What requirements do I have for Invisible Canon?

All canons are biased, so let me lay out my biases now.

One requirement I've already discussed:

  • 5,000 books maximum

This is to fit on the shelves, but also to define a reasonable outer limit on the number of books that could be considered "canonical". Though the number of books keeps growing, even accelerating, there's a limit to how much any person can be asked to read.

If you read one book a week, it would take 95 years to read the whole five thousand. A goal to aspire to.

Another requirement, hinted above, is:

  • these books have to fit into a certain number of shelves, divided into categories

We have about half our shelves given to novels, and the other half to nonfiction of various genres. I would like to keep it that way, for secret reasons.

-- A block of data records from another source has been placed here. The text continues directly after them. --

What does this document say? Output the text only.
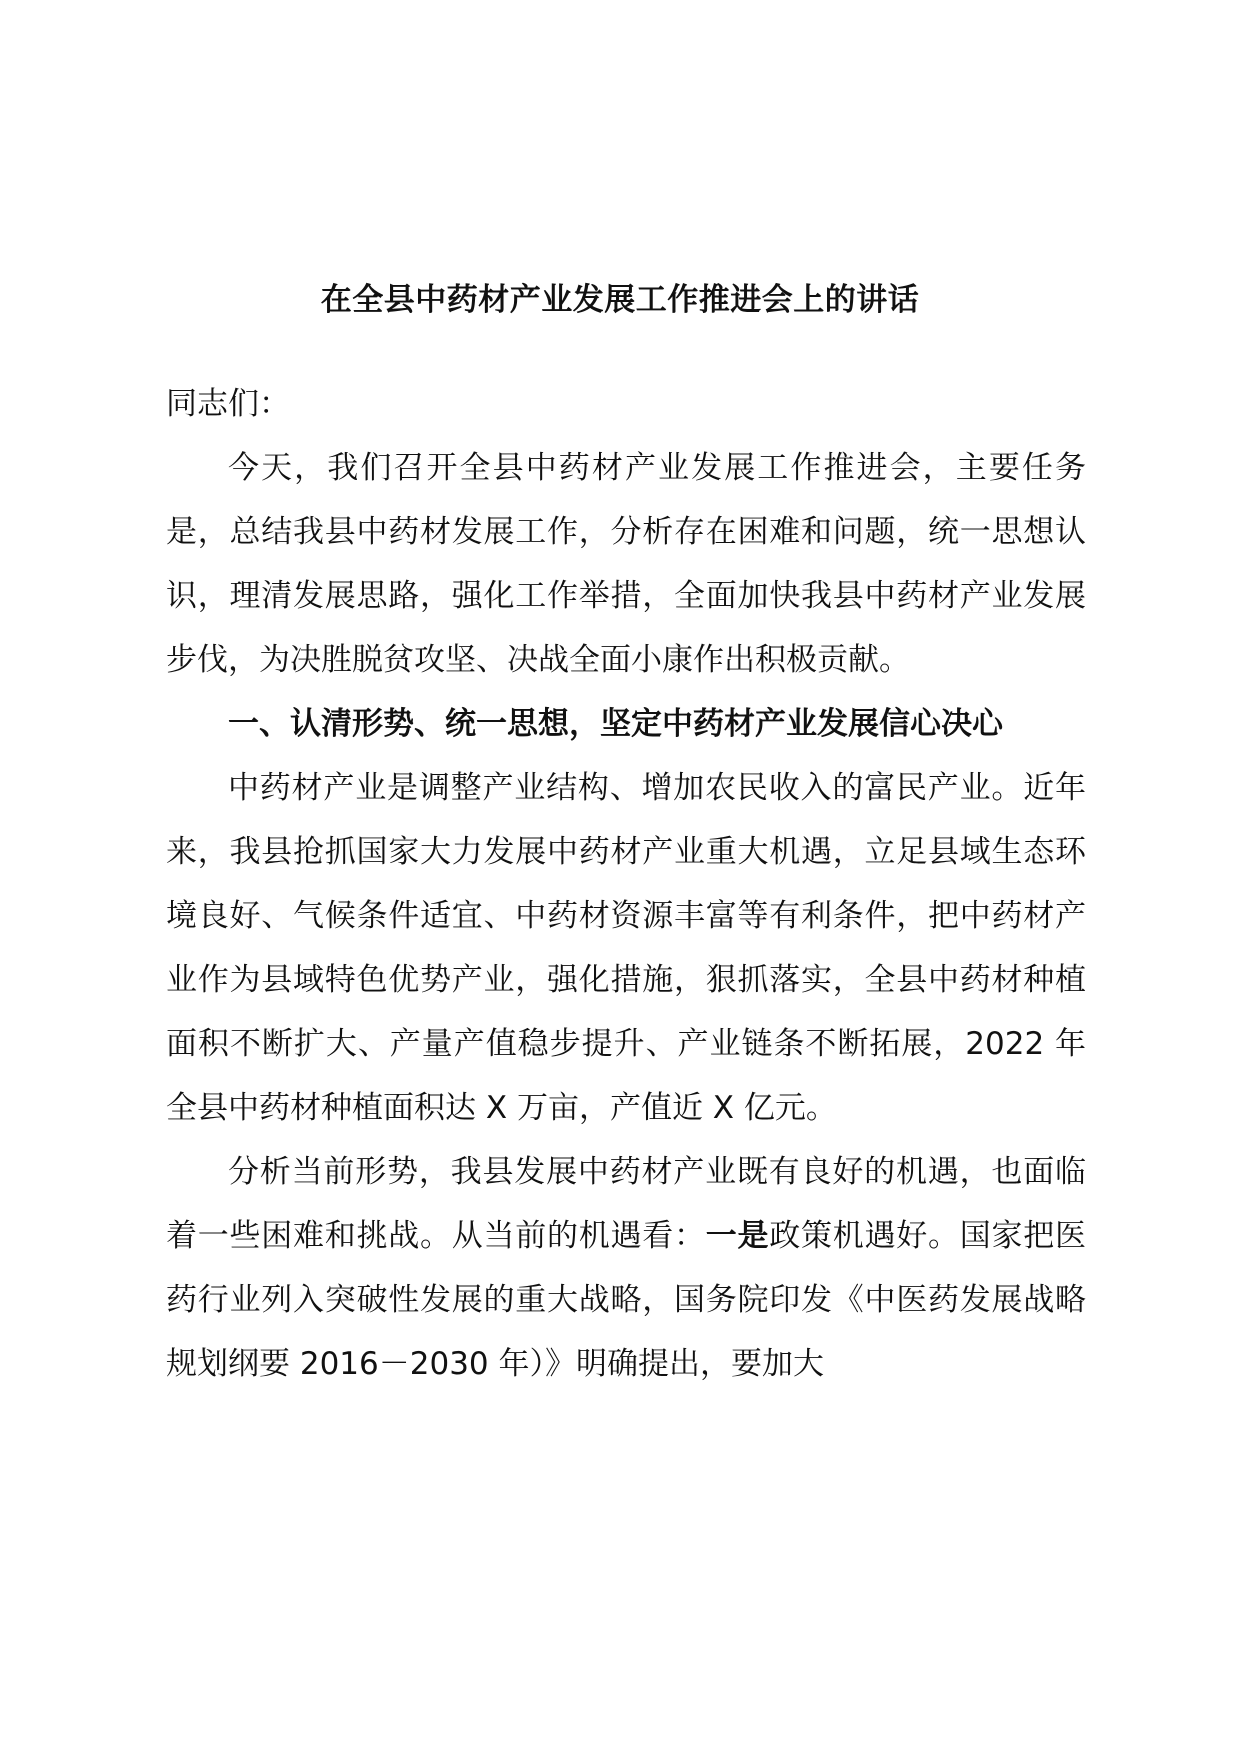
在全县中药材产业发展工作推进会上的讲话

同志们：

今天，我们召开全县中药材产业发展工作推进会，主要任务是，总结我县中药材发展工作，分析存在困难和问题，统一思想认识，理清发展思路，强化工作举措，全面加快我县中药材产业发展步伐，为决胜脱贫攻坚、决战全面小康作出积极贡献。

一、认清形势、统一思想，坚定中药材产业发展信心决心

中药材产业是调整产业结构、增加农民收入的富民产业。近年来，我县抢抓国家大力发展中药材产业重大机遇，立足县域生态环境良好、气候条件适宜、中药材资源丰富等有利条件，把中药材产业作为县域特色优势产业，强化措施，狠抓落实，全县中药材种植面积不断扩大、产量产值稳步提升、产业链条不断拓展，2022 年全县中药材种植面积达 X 万亩，产值近 X 亿元。

分析当前形势，我县发展中药材产业既有良好的机遇，也面临着一些困难和挑战。从当前的机遇看：一是政策机遇好。国家把医药行业列入突破性发展的重大战略，国务院印发《中医药发展战略规划纲要 2016－2030 年）》明确提出，要加大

Our ontology is nonstandard, but matches closely enough to the model in the above image. The proportion of books in each category could be changed. In fact I would like to change it, to more accurately reflect our sales data. I'll return to that.

Beyond that, I have a general preference for

  • popular, i.e. marketable, books.

This is not a library, after all. A library values rare and well-preserved books. A bookstore values books that sell quickly and often, and are easy to replace.

For the latter reason, another preference is for

  • books that are in print (and ideally stocked by my distributor)

Finally, I would like to avoid certain types of books, which have proven to not be worth carrying for various reasons: they are inflammatory, controversial, or ephemeral, or they are printed in such numbers that they are massively discounted at big-box stores. The bookstore has limited space, time and money for books -- in fact we all do -- so we want to carry a mostly consistent selection, rather than ever-shuffling flavors of the month. Framed as a positive criterion, let's say:

  • the classics, old, modern and future.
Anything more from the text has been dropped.